Right now the Fixed Service is live and broadcasting at 200MB/day on three satellites covering North America, Europe, Africa, and parts of the Middle East, and if they want to cover sub-continents and the far East, they need to reach their million dollar goal.
Currently, its 10MB capability allows everyone to view an e-book, to view a short TED Talk, five academic journal articles, six weather maps, three hundred and fifty Wikipedia articles, five news topics from every country in the world and two thousand trending tweets.
As mentioned earlier, the device that receives the data is Lantern and it gets this data for free. The best thing to compare the device to is a radio; you buy it once and then you can always listen to your favorite station. So Outernet is like the radio station and Lantern is the radio. Outernet uses small satellites that transmit radio waves to communicate with Lantern. A conventional FM/AM radio turns the signals into music, while Lantern turns it into files. A radio gives you its information through sound while lantern gives it to you using Wi-Fi. Your cell phone or any other Wi-Fi enabled device(s) “listens” and Lantern lets its user view the files it has received.

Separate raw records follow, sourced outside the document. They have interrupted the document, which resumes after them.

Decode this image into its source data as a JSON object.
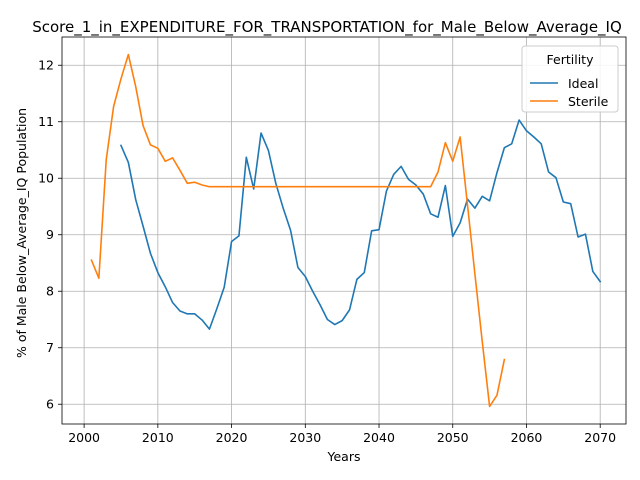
{
  "chart_data": {
    "type": "line",
    "title": "Score_1_in_EXPENDITURE_FOR_TRANSPORTATION_for_Male_Below_Average_IQ",
    "xlabel": "Years",
    "ylabel": "% of Male Below_Average_IQ Population",
    "xlim": [
      1997,
      2073.5
    ],
    "ylim": [
      5.65,
      12.5
    ],
    "xticks": [
      2000,
      2010,
      2020,
      2030,
      2040,
      2050,
      2060,
      2070
    ],
    "yticks": [
      6,
      7,
      8,
      9,
      10,
      11,
      12
    ],
    "grid": true,
    "legend": {
      "title": "Fertility",
      "placement": "top-right"
    },
    "series": [
      {
        "name": "Ideal",
        "color": "#1f77b4",
        "x": [
          2005,
          2006,
          2007,
          2008,
          2009,
          2010,
          2011,
          2012,
          2013,
          2014,
          2015,
          2016,
          2017,
          2018,
          2019,
          2020,
          2021,
          2022,
          2023,
          2024,
          2025,
          2026,
          2027,
          2028,
          2029,
          2030,
          2031,
          2032,
          2033,
          2034,
          2035,
          2036,
          2037,
          2038,
          2039,
          2040,
          2041,
          2042,
          2043,
          2044,
          2045,
          2046,
          2047,
          2048,
          2049,
          2050,
          2051,
          2052,
          2053,
          2054,
          2055,
          2056,
          2057,
          2058,
          2059,
          2060,
          2061,
          2062,
          2063,
          2064,
          2065,
          2066,
          2067,
          2068,
          2069,
          2070
        ],
        "y": [
          10.58,
          10.28,
          9.62,
          9.15,
          8.67,
          8.33,
          8.08,
          7.8,
          7.65,
          7.6,
          7.6,
          7.49,
          7.33,
          7.69,
          8.07,
          8.88,
          8.98,
          10.37,
          9.81,
          10.8,
          10.49,
          9.91,
          9.47,
          9.08,
          8.42,
          8.26,
          8.0,
          7.76,
          7.5,
          7.41,
          7.48,
          7.67,
          8.21,
          8.33,
          9.07,
          9.09,
          9.77,
          10.07,
          10.21,
          9.98,
          9.88,
          9.72,
          9.37,
          9.31,
          9.87,
          8.97,
          9.21,
          9.63,
          9.47,
          9.68,
          9.6,
          10.1,
          10.54,
          10.61,
          11.03,
          10.84,
          10.73,
          10.61,
          10.11,
          10.01,
          9.58,
          9.55,
          8.96,
          9.01,
          8.35,
          8.17
        ]
      },
      {
        "name": "Sterile",
        "color": "#ff7f0e",
        "x": [
          2001,
          2002,
          2003,
          2004,
          2005,
          2006,
          2007,
          2008,
          2009,
          2010,
          2011,
          2012,
          2013,
          2014,
          2015,
          2016,
          2017,
          2018,
          2019,
          2020,
          2021,
          2022,
          2023,
          2024,
          2025,
          2026,
          2027,
          2028,
          2029,
          2030,
          2031,
          2032,
          2033,
          2034,
          2035,
          2036,
          2037,
          2038,
          2039,
          2040,
          2041,
          2042,
          2043,
          2044,
          2045,
          2046,
          2047,
          2048,
          2049,
          2050,
          2051,
          2052,
          2053,
          2054,
          2055,
          2056,
          2057
        ],
        "y": [
          8.55,
          8.23,
          10.33,
          11.27,
          11.76,
          12.19,
          11.62,
          10.93,
          10.59,
          10.53,
          10.3,
          10.36,
          10.14,
          9.91,
          9.93,
          9.88,
          9.85,
          9.85,
          9.85,
          9.85,
          9.85,
          9.85,
          9.85,
          9.85,
          9.85,
          9.85,
          9.85,
          9.85,
          9.85,
          9.85,
          9.85,
          9.85,
          9.85,
          9.85,
          9.85,
          9.85,
          9.85,
          9.85,
          9.85,
          9.85,
          9.85,
          9.85,
          9.85,
          9.85,
          9.85,
          9.85,
          9.85,
          10.11,
          10.63,
          10.3,
          10.73,
          9.53,
          8.31,
          7.11,
          5.96,
          6.16,
          6.79
        ]
      }
    ]
  }
}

Image Source: Google Image – Image showing the portability of Lantern device.
The device itself runs on batteries that provide twelve hours of straight up battery life when passively receiving data, and four hours when its Wi-Fi antenna is active. The LED indicator lights show if it’s switched on or off, if the Wi-Fi is active, battery life, signal strength and the frequency being received. It also has a micro USB input, micro SD card slot and a USB output, and it comes in a standard plastic case making it the size of a light weight flashlight.
The company was commissioned by The World Bank to install the hardware south of Sudan in many of its cities, making information available to the people of Sudan. The World Bank said that they would also be sponsoring content for this project. Furthermore, IREX — a United States-based non-profit organization committed to international education in academic research, professional training and technical assistance — has also been working with Outernet and have been installing receivers across many schools and libraries across Namibia.
This is literally a portable library in every pocket. This device can quite possibly turn out to be useful to everyone, especially in areas where censorship is everywhere, since all data consumed on Lantern is anonymous.